Le vieux cheval gris des Éparges
Juste comme j'émerge au soleil, un sifflement fond sur moi, brisé aussitôt qu'entendu par une explosion assourdissante qui frappe ma nuque comme d'un coup de poing. L'obus est tombé derrière l'école, dans un jardin. Je me suis collé au mur, pendant que des cailloux et des mottes de terre, projetés par-dessus le toit, dégringolaient en trombe devant mes yeux. Puis le vol tournoyant de la fusée ronfle très haut, frôle le clocher et s'enfonce au lointain dans le ciel.

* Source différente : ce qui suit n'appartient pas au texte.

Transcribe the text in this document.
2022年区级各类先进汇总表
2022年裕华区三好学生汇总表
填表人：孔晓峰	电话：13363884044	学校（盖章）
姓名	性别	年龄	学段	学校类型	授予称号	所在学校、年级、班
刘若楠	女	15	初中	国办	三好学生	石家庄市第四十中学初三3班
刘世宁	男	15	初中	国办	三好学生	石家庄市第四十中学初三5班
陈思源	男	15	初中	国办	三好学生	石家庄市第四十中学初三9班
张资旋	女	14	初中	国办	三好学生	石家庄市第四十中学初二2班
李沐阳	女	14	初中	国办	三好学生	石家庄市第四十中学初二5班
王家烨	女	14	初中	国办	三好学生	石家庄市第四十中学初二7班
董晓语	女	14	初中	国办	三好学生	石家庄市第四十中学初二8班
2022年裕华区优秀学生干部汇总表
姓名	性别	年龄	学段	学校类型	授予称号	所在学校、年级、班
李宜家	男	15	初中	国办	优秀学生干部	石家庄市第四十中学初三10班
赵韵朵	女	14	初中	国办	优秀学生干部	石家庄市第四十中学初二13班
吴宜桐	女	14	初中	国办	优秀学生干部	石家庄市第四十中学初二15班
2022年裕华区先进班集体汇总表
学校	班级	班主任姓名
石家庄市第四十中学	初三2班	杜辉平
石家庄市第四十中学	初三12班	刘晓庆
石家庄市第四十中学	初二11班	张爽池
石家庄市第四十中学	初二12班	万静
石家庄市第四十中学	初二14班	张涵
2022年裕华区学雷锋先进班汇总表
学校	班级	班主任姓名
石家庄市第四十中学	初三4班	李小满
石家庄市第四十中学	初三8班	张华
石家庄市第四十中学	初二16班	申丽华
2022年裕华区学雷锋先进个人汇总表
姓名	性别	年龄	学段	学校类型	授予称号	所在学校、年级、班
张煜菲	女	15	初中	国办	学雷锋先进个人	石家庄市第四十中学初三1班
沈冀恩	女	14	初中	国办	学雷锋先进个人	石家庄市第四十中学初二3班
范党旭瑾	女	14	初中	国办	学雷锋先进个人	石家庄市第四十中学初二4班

Je fais trois pas dans un couloir, marchant vers les jardins pour y chercher l'entonnoir fumant. Mais une porte m'arrête net, qui ouvre sur une salle claire où s'alignent de petites tables. Une classe ! Les rangées de bambins attentifs, les "piots" meusiens à tête ronde suivant des yeux, au tableau noir, la leçon du maître ! - Ecrivez : Problème... Mon regard accompagne le leur. Le tableau est toujours à sa place, portant encore quelques lignes blanches, tracées à la craie d'une écriture bien moulée :
Un marchand a vendu 8,50m de drap 102 francs. Il a gagné 0,75 F par mètre. Quel était le prix d'achat du mètre ?

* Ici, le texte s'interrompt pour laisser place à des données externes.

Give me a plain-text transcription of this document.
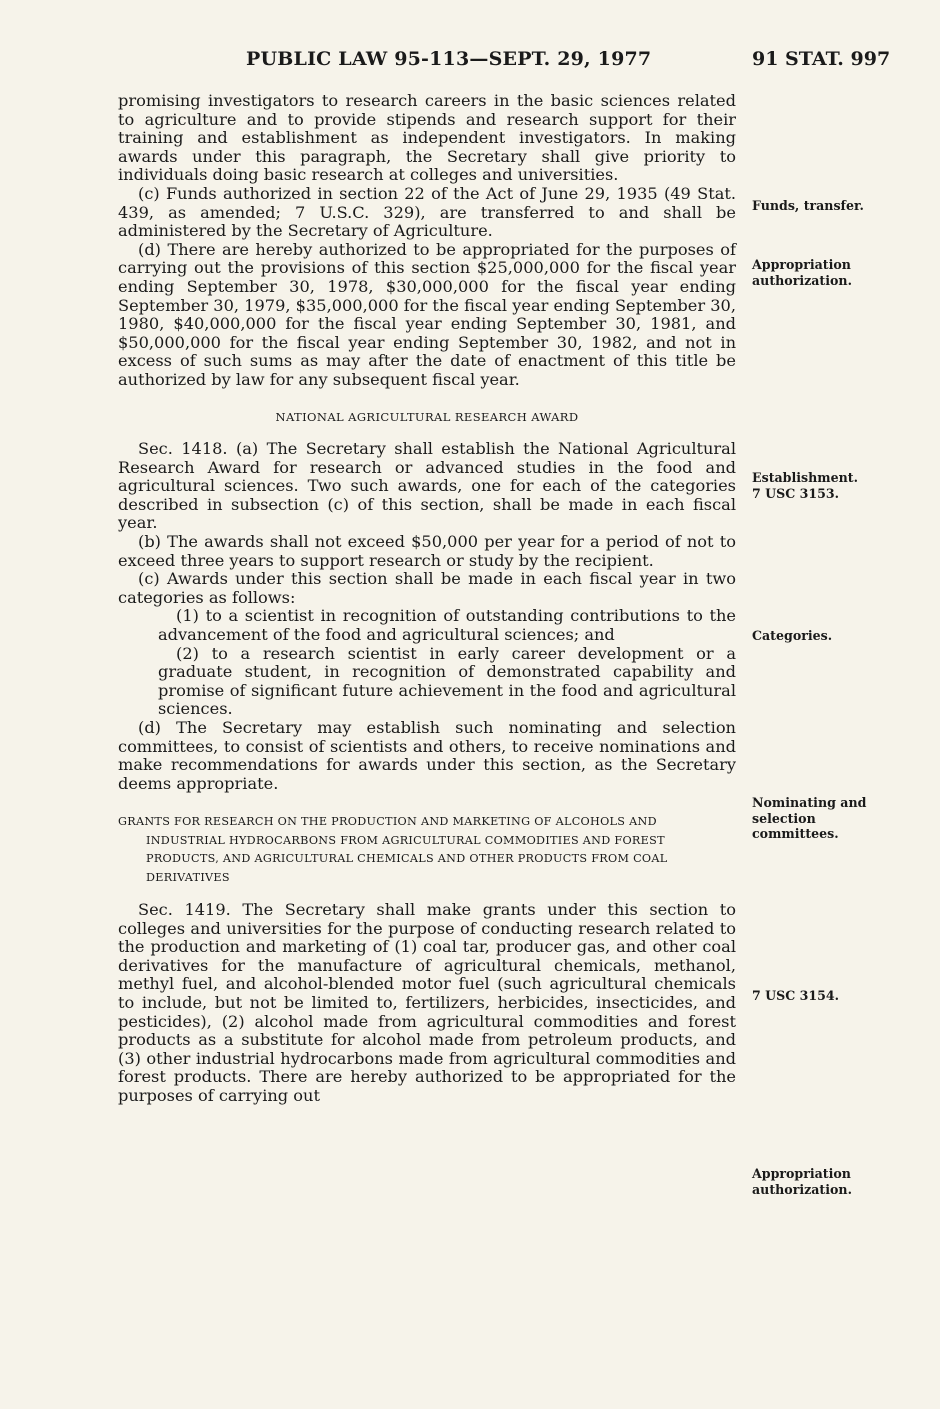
PUBLIC LAW 95-113—SEPT. 29, 1977	91 STAT. 997

promising investigators to research careers in the basic sciences related to agriculture and to provide stipends and research support for their training and establishment as independent investigators. In making awards under this paragraph, the Secretary shall give priority to individuals doing basic research at colleges and universities.

(c) Funds authorized in section 22 of the Act of June 29, 1935 (49 Stat. 439, as amended; 7 U.S.C. 329), are transferred to and shall be administered by the Secretary of Agriculture.

(d) There are hereby authorized to be appropriated for the purposes of carrying out the provisions of this section $25,000,000 for the fiscal year ending September 30, 1978, $30,000,000 for the fiscal year ending September 30, 1979, $35,000,000 for the fiscal year ending September 30, 1980, $40,000,000 for the fiscal year ending September 30, 1981, and $50,000,000 for the fiscal year ending September 30, 1982, and not in excess of such sums as may after the date of enactment of this title be authorized by law for any subsequent fiscal year.

NATIONAL AGRICULTURAL RESEARCH AWARD

Sec. 1418. (a) The Secretary shall establish the National Agricultural Research Award for research or advanced studies in the food and agricultural sciences. Two such awards, one for each of the categories described in subsection (c) of this section, shall be made in each fiscal year.

(b) The awards shall not exceed $50,000 per year for a period of not to exceed three years to support research or study by the recipient.

(c) Awards under this section shall be made in each fiscal year in two categories as follows:

(1) to a scientist in recognition of outstanding contributions to the advancement of the food and agricultural sciences; and

(2) to a research scientist in early career development or a graduate student, in recognition of demonstrated capability and promise of significant future achievement in the food and agricultural sciences.

(d) The Secretary may establish such nominating and selection committees, to consist of scientists and others, to receive nominations and make recommendations for awards under this section, as the Secretary deems appropriate.

GRANTS FOR RESEARCH ON THE PRODUCTION AND MARKETING OF ALCOHOLS AND INDUSTRIAL HYDROCARBONS FROM AGRICULTURAL COMMODITIES AND FOREST PRODUCTS, AND AGRICULTURAL CHEMICALS AND OTHER PRODUCTS FROM COAL DERIVATIVES

Sec. 1419. The Secretary shall make grants under this section to colleges and universities for the purpose of conducting research related to the production and marketing of (1) coal tar, producer gas, and other coal derivatives for the manufacture of agricultural chemicals, methanol, methyl fuel, and alcohol-blended motor fuel (such agricultural chemicals to include, but not be limited to, fertilizers, herbicides, insecticides, and pesticides), (2) alcohol made from agricultural commodities and forest products as a substitute for alcohol made from petroleum products, and (3) other industrial hydrocarbons made from agricultural commodities and forest products. There are hereby authorized to be appropriated for the purposes of carrying out

Funds, transfer.
Appropriation
authorization.
Establishment.
7 USC 3153.
Categories.
Nominating and
selection
committees.
7 USC 3154.
Appropriation
authorization.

Et, m'étant retourné, j'embrasse d'un coup d'œil la grande salle pleine de soleil où se perdent les petites tables. Il en manque, qui furent arrachées avec les lames du parquet, et que des soldats ont brûlées. Le silence, la solitude sont les mêmes que dans l'église. Pas de moineaux, mais une seule grosse mouche verte, qui vrombit et tournoie au plafond.
Le couloir donne sur une courette irrégulière, où des blocs de pierre, des barreaux de fer rugueux de rouille disparaissent à demi sous la montée des herbes folles. Des livres achèvent d'y pourrir au contact mouillé du terreau. J'en ramasse quelques-uns dont la couverture de carton, molle d'humidité, laisse au doigt des traces poisseuses, rouges ou noires, vertes ou bleues, de vernis et de colle dissous : une Morale à l'école ; un précis d'histoire de France ; Une Année préparatoire de grammaire.
Pendant que j'en feuillette les pages, un coup de fusil cingle mes oreilles, tiré droit du piton vers le verger voisin. Et j'entends aussitôt un bruit rythmique et sourd, comme d'un trot sur la terre molle. Puis les branches fines cassent en grésillant ; et devant moi, entre deux arbustes, le vieux cheval gris apparaît.
Il s'est arrêté court dès qu'il m'a vu. Il reste là, immobile sur ses pattes enflées, les naseaux battants, une oreille pointée vers moi, l'autre tendue en arrière et, le mufle à ras de terre, la lèvre longue, il se met à tondre l'herbe.
— On est amis, n'est-ce pas ?
Je caresse le flanc décharné, la peau tiède tendue sur les cercles de la carcasse.
— Tu saignes mon pauvre vieux ? Est-ce qu'ils t'auraient touché ?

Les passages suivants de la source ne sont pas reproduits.